TO: Editor of Commentary Section
1320 S.W. Broadway
Portland Oregon 97201
Your paper printed a lengthy diatribe by ____________ on January 13 that “the liberal media” (not defined, but apparently any journalist who dares disagree with him) was responsible for “losing” the Vietnam War. In selecting that piece for prominent display, did you happen to notice there was not a word either by him or you on whether we should have been there in the first place? That’s surprising given the recent admission the Gulf of Tonkin “Incident” used to justify the massive escalation was entirely fabricated by our leaders at the time.
Even if the Vietnam ruse de guerre had not been a bold faced lie, did you happen to notice there was not a word about whether the government there actually deserved to be propped up? And if it did, did it deserve the profligate expenditure of young American lives, not to mention our treasury and out hard earned credibility at all levels? Even ignoring genuinely debatable issues about South Vietnamese dictatorship and official corruption, didn’t you at least find it interesting that the same Communist government of the North we fought so hard against back then was last year loudly trumpeted by avowed Conservative Bush to award them “favored nation” trading status (the same Bush, by the way, who somehow found a way to avoid going there when he was in uniform)? So much for preserving the “national honor” which Conservatives profess they love when the prospect of new sources for lining their pockets apparently so easily trumps it.
There seemed to be a lot of pride in Mr. ___’s description of how good we were at piling up bodies back then. It’s true. The average grunt, particularly of the field ranks usually did his best which was pretty good despite the risible brass foolishly dictating frontal assault tactics like at Hamburger Hill (my old unit). On the other hand, shouldn’t there have been at least some reflection by Mr. ___ or your paper that a B-52 bomb run from 20,000 feet is not very good at discriminating between armed combatants and unarmed two year olds (not that we were ever very good at telling friend from foe even from across a table). There was not a word, not even an obtuse expression of regret, about the perhaps millions of admittedly dead and maimed, many of which were uninvolved, the “collateral damage” so blithesomely still being dismissed today as irrelevant?

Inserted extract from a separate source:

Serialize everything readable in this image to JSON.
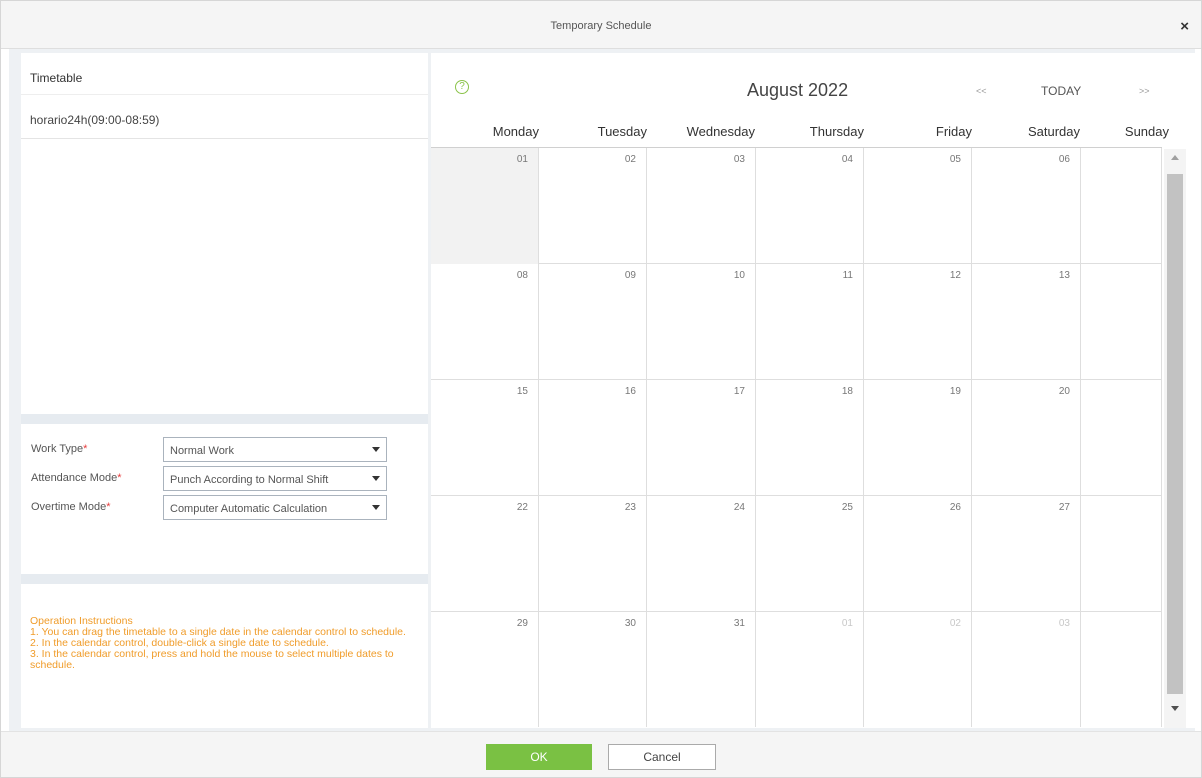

It is conceded that Mr. ___ is probably correct when he claims reporting the actual news, rather than merely parroting whatever the military press releases said, hastened our exit. He is also spot on that the Viet Cong apparatus was essentially eliminated during the Tet defense. Nevertheless, he seems to have forgotten, as you apparently have, that the devastating Tet “surprise” which finally converted the journalists from being Army PR flacks back into genuine reporters was how stunningly massive the Tet attacks were in contrast to what our military had been alleging the Cong was still capable of doing. That was the big “surprise,” not the mere date of the attacks. The reporters might never have stopped trusting the military so completely but for the deceptions and duplicities the military had been playing up to that point. Unfortunately, once credibility has been lost due to exaggeration, it takes a generation to rebuild.

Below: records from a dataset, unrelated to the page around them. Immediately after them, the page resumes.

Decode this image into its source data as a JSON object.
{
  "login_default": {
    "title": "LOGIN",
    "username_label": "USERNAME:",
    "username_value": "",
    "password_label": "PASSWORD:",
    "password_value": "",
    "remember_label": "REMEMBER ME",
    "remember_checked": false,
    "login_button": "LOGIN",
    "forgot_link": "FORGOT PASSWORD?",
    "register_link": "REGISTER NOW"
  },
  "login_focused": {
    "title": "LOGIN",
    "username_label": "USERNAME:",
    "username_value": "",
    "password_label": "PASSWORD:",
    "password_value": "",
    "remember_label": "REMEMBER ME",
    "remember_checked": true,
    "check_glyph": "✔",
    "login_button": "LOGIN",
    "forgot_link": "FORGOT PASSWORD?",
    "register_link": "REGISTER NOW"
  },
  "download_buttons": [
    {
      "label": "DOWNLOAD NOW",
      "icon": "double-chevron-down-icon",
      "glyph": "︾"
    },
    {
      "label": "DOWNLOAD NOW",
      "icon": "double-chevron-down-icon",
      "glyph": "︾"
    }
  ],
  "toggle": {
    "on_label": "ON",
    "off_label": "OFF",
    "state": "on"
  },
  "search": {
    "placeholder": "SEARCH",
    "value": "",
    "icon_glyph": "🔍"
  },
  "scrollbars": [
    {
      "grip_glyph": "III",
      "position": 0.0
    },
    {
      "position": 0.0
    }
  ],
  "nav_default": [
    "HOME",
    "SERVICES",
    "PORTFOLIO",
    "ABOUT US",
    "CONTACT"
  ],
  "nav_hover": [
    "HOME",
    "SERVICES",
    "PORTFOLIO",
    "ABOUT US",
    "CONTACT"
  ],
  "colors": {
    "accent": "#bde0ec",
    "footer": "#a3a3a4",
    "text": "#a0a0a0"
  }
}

Mr. ___ is entitled to his forgetfulness, even his animosity toward the press in general. My problem is not with him although I disagree with his conclusions. I too share a modicum of that antipathy toward the Oregonian editorial staff or possibly the ownership if it is steering the direction.
I do understand why the Oregonian would want to print traditional right wing opinions like those of Mr. ___, no matter how much they ignore now confirmed history. After all, the word “Liberal” has been so smeared by people like Mr. ___ that your paper has become terrified of a mere label. But, isn’t your job description as journalists to resist such debasing of the English language? More over, isn’t it your ethical responsibility to courageously and, more importantly, accurately report the facts rather allow your readership to be mislead out of fear?
Your printing without comment correcting Mr. ___ rewriting and obfuscation of history sadly perpetuates a number of myths that became popular after that misadventure in Southeast Asia. The dangerous aspect is that because of that institutional memory loss we ended up repeating in Iraq many of the same arrogant ill considered mistakes.
So, stop being so gutless. When you print something, add the corrections. Certainly do so when the preponderance of the evidence is in. Perhaps the Democrats will never grow a backbone to stand up to such misinformation being disseminated by individuals like Mr. ___, but our democracy might not survive unless at least the press does.